Candidates for the Republican Nomination Seize on the Issue of Islam

On Sunday, Sept. 20 on NBC, Ben Carson, candidate for the Republican nomination, expressed his opposition to the prospect of electing a Muslim president in the United States. A conservative Christian, Mr. Carson was asked the question of whether the faith of a candidate in the presidential election was important. The former neurosurgeon initially responded by saying that it all depended on the faith in question before clarifying, at the request of the interviewer, that he deemed Islam “inconsistent” with “the values and principles of America,” and adding that he could, however, vote for a Muslim candidate for Congress.

The host of the popular NBC program, Chuck Todd, raised the subject in the wake of criticisms that were launched at Donald Trump, the Republican candidate who is currently the best placed in terms of voter intentions. Trump did not correct a person who came to one of his campaign meetings in New Hampshire on Thursday, Sept. 17 and insinuated, repeating a well-known conspiracy theory in the United States, that President Barack Obama, who is Protestant, was in fact born overseas — which would have made him ineligible for the presidency — and was Muslim. Mr. Trump himself, in 2011 and 2012, heavily fueled these types of doubts about the president’s birthplace.

‘Muslims’ or ‘Radical Muslims’

Interviewed on the same subject on Sunday on CNN, the real estate magnate, unlike Mr. Carson, stated that the election of a Muslim president was possible, distinguishing “Muslims” from “radical Muslims” that pose, according to him, “a problem” in both the United States and around the world. More obliquely, another candidate for the presidential election, Scott Walker, governor of Wisconsin, has refused to state on many occasions whether he considers Mr. Obama to be a Christian, claiming that he doesn’t know enough about him.

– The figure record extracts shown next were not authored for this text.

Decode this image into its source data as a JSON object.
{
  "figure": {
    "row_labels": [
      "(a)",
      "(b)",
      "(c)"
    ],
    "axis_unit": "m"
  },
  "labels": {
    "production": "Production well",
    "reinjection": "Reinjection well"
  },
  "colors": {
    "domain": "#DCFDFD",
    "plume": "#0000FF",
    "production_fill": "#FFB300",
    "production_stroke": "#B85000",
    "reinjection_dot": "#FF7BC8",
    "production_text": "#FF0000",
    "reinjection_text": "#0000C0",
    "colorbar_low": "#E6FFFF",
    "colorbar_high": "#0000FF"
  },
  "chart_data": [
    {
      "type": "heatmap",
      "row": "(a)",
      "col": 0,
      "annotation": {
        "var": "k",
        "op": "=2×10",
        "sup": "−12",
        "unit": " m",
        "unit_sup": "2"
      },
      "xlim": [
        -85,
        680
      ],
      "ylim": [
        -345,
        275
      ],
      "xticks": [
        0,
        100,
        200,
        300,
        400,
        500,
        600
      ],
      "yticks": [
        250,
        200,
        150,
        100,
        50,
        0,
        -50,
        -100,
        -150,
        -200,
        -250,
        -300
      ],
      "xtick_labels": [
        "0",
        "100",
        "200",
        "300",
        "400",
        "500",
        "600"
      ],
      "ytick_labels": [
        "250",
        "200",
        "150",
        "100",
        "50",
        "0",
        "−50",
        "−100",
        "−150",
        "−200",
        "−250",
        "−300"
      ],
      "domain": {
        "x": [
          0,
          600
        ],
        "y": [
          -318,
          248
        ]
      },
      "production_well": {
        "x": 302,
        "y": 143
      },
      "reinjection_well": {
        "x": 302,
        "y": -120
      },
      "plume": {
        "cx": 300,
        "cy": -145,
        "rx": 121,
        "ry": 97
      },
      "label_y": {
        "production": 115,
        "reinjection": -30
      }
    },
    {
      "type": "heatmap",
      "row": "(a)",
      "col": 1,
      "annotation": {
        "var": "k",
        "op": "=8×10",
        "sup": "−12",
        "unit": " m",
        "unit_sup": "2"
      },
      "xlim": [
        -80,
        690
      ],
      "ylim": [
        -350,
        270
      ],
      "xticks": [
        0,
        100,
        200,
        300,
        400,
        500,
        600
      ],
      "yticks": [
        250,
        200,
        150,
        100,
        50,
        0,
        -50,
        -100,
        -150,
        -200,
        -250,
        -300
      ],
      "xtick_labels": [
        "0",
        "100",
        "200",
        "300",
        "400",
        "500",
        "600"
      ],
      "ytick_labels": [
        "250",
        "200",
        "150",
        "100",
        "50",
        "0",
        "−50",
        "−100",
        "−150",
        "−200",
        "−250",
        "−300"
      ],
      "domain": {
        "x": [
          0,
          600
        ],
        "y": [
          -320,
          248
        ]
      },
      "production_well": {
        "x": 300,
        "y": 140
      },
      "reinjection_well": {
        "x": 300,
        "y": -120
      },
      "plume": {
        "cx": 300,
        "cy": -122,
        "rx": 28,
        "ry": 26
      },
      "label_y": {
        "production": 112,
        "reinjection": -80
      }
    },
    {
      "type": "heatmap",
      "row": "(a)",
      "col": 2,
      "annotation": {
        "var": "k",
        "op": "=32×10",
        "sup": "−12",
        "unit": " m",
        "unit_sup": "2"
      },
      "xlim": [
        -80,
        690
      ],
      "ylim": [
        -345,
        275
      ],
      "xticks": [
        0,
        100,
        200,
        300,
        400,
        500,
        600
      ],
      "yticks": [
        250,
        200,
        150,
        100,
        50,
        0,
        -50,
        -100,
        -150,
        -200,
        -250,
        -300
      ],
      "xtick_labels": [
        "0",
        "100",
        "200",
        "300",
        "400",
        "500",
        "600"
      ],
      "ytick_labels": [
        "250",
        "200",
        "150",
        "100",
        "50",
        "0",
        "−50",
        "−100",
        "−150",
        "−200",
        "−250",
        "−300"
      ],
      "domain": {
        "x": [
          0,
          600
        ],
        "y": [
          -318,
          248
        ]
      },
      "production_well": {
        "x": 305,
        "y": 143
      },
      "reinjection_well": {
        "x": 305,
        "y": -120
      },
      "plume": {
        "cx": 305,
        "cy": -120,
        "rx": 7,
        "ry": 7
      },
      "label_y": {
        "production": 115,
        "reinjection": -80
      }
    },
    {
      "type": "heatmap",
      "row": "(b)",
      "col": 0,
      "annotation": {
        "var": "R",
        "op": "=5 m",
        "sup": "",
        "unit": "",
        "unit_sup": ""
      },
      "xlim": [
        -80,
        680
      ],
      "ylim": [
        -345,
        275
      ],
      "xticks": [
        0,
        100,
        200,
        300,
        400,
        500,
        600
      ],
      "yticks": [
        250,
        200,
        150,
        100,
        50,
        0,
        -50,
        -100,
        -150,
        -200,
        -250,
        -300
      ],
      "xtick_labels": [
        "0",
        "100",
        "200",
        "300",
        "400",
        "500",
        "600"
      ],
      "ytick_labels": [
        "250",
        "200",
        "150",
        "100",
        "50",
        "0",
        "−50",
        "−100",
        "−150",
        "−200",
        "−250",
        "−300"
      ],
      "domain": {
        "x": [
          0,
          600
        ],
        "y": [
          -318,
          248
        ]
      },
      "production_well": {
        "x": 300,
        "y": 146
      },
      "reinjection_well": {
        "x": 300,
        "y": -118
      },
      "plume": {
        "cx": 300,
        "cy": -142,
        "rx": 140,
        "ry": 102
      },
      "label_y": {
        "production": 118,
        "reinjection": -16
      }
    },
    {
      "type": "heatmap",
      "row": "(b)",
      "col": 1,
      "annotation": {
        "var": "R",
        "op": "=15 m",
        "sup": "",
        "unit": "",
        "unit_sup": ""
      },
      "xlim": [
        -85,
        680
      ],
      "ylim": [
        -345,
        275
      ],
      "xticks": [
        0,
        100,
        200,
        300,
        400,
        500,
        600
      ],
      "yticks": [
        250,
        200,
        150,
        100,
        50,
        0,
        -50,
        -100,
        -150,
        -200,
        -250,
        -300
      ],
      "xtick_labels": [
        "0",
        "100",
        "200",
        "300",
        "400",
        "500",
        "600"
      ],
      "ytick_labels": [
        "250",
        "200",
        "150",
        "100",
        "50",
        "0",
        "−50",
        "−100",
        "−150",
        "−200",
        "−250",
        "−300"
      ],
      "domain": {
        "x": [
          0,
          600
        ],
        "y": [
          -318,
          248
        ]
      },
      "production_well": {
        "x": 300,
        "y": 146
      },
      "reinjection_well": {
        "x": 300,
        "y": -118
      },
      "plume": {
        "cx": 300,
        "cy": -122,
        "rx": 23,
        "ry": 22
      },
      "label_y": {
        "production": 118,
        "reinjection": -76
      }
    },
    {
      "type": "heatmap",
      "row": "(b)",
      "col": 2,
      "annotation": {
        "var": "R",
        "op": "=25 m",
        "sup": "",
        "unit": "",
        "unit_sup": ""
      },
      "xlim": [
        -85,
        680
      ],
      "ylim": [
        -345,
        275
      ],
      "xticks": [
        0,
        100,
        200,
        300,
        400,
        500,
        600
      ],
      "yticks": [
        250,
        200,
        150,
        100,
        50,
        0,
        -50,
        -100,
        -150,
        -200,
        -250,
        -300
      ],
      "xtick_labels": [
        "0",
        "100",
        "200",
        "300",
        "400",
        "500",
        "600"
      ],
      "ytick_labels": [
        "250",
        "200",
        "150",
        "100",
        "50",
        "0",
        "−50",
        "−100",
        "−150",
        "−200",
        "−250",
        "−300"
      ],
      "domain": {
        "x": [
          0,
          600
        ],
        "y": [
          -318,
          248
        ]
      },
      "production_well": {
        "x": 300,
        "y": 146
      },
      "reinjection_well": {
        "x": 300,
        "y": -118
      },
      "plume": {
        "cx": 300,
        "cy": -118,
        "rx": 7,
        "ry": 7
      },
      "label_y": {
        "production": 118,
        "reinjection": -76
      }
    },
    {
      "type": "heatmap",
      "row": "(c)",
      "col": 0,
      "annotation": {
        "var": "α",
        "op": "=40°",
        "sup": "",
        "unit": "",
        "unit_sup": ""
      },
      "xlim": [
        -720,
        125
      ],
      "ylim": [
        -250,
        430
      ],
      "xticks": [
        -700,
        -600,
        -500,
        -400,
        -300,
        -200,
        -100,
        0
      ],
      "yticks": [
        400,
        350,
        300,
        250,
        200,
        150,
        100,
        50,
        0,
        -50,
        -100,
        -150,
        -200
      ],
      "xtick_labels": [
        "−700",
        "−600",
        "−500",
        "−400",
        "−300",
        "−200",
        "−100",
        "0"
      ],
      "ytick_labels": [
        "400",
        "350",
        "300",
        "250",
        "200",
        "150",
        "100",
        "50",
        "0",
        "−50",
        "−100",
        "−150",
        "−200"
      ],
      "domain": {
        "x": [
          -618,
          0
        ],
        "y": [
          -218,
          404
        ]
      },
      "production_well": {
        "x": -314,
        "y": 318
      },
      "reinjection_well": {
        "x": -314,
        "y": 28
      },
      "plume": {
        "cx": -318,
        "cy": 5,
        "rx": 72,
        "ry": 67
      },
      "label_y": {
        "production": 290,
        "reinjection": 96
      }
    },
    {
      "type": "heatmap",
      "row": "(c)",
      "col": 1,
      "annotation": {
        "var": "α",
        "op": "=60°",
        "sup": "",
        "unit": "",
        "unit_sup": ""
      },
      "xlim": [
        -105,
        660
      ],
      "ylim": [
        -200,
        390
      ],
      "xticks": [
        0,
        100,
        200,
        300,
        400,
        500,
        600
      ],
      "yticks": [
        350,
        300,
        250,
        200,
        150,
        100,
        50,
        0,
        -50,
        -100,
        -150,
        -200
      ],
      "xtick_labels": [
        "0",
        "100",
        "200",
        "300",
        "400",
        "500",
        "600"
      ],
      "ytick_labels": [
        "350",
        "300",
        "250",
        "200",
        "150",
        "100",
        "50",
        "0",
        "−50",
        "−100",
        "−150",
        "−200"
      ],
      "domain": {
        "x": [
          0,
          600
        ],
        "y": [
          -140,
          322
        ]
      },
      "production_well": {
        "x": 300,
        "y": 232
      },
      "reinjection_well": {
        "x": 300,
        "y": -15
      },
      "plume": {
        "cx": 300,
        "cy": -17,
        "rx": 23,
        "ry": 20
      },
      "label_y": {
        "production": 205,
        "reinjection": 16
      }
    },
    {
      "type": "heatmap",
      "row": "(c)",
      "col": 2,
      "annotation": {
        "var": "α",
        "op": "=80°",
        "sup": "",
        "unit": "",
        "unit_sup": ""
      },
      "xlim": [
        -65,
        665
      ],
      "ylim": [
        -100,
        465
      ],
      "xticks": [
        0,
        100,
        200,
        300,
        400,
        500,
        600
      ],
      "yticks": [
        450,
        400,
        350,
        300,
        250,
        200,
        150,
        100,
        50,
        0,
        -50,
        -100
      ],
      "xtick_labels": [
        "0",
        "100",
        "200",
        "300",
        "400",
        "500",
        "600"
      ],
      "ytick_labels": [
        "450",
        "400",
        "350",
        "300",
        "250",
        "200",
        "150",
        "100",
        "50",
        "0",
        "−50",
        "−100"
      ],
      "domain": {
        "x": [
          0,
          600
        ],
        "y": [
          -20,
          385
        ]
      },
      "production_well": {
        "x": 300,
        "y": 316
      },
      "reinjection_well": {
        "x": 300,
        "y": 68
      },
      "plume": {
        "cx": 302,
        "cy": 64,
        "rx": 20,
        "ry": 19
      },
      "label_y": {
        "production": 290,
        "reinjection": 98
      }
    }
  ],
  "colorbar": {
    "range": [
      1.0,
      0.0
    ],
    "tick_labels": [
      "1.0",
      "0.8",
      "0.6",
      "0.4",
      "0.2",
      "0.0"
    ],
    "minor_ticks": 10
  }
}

A few days earlier, another news item attracted the attention of the American public: the arrest of a young student named Ahmed Mohamed, in Texas. He was briefly detained for having created an electronic clock that he brought to class, which raised the suspicions of one of his teachers. Mr. Obama subsequently invited the young boy to the White House, raising the ire of a young supporter of the fourth Republican candidate, Ted Cruz. In a message posted on YouTube, this teenager deplored the lack of attention shown by the president with regard to the family of a victim killed by an undocumented immigrant, or of policemen killed in the course of their jobs. “When a Muslim kid builds a clock,” he stated, he is welcomed.